Example 2: One angle and two sides (SSA)
Suppose A = 30°, a = 8, and b = 12. Because the known angle is opposite side a, you use:
- sin(B) = b · sin(A) / a
If sin(B) is between 0 and 1, there may be two possible B angles. A calculator can show both possibilities (the “ambiguous case”) or select the valid one based on triangle feasibility.
Common mistakes to avoid
- Mixing up angles and opposite sides: side a must oppose angle A, not any other angle.
- Using inconsistent units: if you choose radians for input, enter angles in radians (not degrees).
- Entering values that can’t form a triangle: SSA cases can lead to no real solution if the sine ratio is outside the valid range.
Frequently Asked Questions
How do you know which side is opposite which angle?
In standard triangle notation, side a lies directly across from angle A, side b across from angle B, and side c across from angle C. “Opposite” means the angle and side do not touch at the same vertex. If you label carefully, the Law of Sines works correctly.
Why does the SSA case sometimes have two solutions?
With SSA, you compute an angle from a sine value. Sine can match the same value at two different angles between 0° and 180°. If both angles create a valid triangle (with angles summing to 180°), you get two possible triangles.
What happens if the calculator says there is no valid triangle?
That message usually means the inputs contradict triangle geometry.

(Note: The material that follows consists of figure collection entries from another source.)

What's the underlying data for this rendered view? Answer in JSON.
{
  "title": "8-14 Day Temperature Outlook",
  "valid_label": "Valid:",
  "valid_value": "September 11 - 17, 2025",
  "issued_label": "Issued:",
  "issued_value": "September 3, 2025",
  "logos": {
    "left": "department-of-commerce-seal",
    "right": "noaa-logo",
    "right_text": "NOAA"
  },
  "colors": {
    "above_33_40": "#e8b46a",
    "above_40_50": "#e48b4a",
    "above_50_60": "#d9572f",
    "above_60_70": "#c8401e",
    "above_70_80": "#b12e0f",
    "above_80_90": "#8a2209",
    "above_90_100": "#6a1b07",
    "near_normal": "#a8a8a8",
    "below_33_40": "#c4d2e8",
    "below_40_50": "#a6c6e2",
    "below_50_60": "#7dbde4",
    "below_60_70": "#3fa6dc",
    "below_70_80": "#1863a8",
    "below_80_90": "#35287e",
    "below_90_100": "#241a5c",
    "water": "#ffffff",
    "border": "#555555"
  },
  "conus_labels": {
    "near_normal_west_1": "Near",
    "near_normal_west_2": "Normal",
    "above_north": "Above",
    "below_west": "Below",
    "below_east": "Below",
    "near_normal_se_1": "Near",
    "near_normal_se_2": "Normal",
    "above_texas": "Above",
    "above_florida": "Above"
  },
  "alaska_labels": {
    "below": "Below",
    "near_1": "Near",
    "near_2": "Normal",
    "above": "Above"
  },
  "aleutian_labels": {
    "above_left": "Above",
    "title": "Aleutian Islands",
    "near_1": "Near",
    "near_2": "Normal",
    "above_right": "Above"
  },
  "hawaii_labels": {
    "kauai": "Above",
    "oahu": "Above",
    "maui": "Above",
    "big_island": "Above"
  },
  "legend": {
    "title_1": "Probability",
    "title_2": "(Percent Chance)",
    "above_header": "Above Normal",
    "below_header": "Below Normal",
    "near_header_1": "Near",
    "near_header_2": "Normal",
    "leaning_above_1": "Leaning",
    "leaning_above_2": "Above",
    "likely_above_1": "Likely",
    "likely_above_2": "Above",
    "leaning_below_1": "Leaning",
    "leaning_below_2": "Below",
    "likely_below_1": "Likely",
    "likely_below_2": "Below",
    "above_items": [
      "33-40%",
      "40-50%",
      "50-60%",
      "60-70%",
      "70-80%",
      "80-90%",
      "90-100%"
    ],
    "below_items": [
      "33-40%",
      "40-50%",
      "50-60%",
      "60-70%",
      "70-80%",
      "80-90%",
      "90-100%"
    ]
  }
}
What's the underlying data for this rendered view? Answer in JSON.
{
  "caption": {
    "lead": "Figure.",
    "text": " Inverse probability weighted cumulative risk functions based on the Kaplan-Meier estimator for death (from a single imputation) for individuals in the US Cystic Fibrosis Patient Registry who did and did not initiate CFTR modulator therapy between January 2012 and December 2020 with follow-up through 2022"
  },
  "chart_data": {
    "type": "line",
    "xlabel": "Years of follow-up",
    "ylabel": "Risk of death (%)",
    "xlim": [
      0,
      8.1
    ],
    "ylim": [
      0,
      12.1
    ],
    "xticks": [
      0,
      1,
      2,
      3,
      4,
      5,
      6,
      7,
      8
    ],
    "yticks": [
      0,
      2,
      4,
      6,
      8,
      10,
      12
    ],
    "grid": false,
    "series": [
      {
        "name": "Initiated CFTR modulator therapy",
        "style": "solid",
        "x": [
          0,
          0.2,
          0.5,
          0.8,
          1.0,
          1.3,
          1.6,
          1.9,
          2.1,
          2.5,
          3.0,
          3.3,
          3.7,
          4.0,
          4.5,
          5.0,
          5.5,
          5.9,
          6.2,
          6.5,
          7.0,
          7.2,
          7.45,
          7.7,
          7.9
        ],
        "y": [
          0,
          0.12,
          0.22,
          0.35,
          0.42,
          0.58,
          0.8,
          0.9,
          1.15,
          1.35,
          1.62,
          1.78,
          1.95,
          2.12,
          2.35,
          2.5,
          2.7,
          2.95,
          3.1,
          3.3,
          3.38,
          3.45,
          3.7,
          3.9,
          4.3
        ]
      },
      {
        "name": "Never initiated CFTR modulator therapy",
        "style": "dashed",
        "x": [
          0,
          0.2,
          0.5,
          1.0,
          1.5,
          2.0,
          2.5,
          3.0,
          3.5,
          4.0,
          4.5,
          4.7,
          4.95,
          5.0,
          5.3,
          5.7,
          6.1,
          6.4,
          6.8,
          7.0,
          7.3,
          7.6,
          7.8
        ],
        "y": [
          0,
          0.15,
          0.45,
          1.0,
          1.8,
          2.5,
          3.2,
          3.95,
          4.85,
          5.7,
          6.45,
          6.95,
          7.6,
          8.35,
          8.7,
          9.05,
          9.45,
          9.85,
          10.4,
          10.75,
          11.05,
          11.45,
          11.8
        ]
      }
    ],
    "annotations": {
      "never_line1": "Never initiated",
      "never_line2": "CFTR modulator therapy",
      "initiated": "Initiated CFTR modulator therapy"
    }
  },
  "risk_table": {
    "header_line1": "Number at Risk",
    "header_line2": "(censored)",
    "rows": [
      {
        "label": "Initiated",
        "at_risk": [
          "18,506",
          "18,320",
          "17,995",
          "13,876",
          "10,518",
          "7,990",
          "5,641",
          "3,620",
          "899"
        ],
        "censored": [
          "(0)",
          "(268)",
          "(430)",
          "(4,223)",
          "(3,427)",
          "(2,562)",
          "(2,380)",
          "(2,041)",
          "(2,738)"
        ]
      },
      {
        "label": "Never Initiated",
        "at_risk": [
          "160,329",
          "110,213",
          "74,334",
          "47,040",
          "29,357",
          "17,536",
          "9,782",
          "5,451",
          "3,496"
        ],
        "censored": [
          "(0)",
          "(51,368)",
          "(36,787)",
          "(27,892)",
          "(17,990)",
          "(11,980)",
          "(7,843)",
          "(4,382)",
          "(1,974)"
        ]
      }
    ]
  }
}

For SSA, it can happen when the computed sine value is greater than 1 or less than 0, which is impossible for real angles. For SSS-like inputs, it may fail if angles cannot sum correctly.
Does the Law of Sines work for right triangles?
Yes. For a right triangle, one angle is 90°, so its opposite side uses sin(90°) = 1. The Law of Sines still applies and gives the same relationships you would get from the Pythagorean theorem and basic trig identities.
How accurate are the results?
The calculator computes using standard floating-point math and rounds to a reasonable number of decimal places. If you check that angles add to 180°, you may see tiny differences due to rounding. For most school and engineering tasks, this accuracy is more than sufficient.
Bottom line
The Law of Sines Calculator gives you a fast, consistent way to solve for missing triangle angles and sides. Use it with correct angle/side pairing, pick the right input units, and handle SSA carefully when two solutions are possible.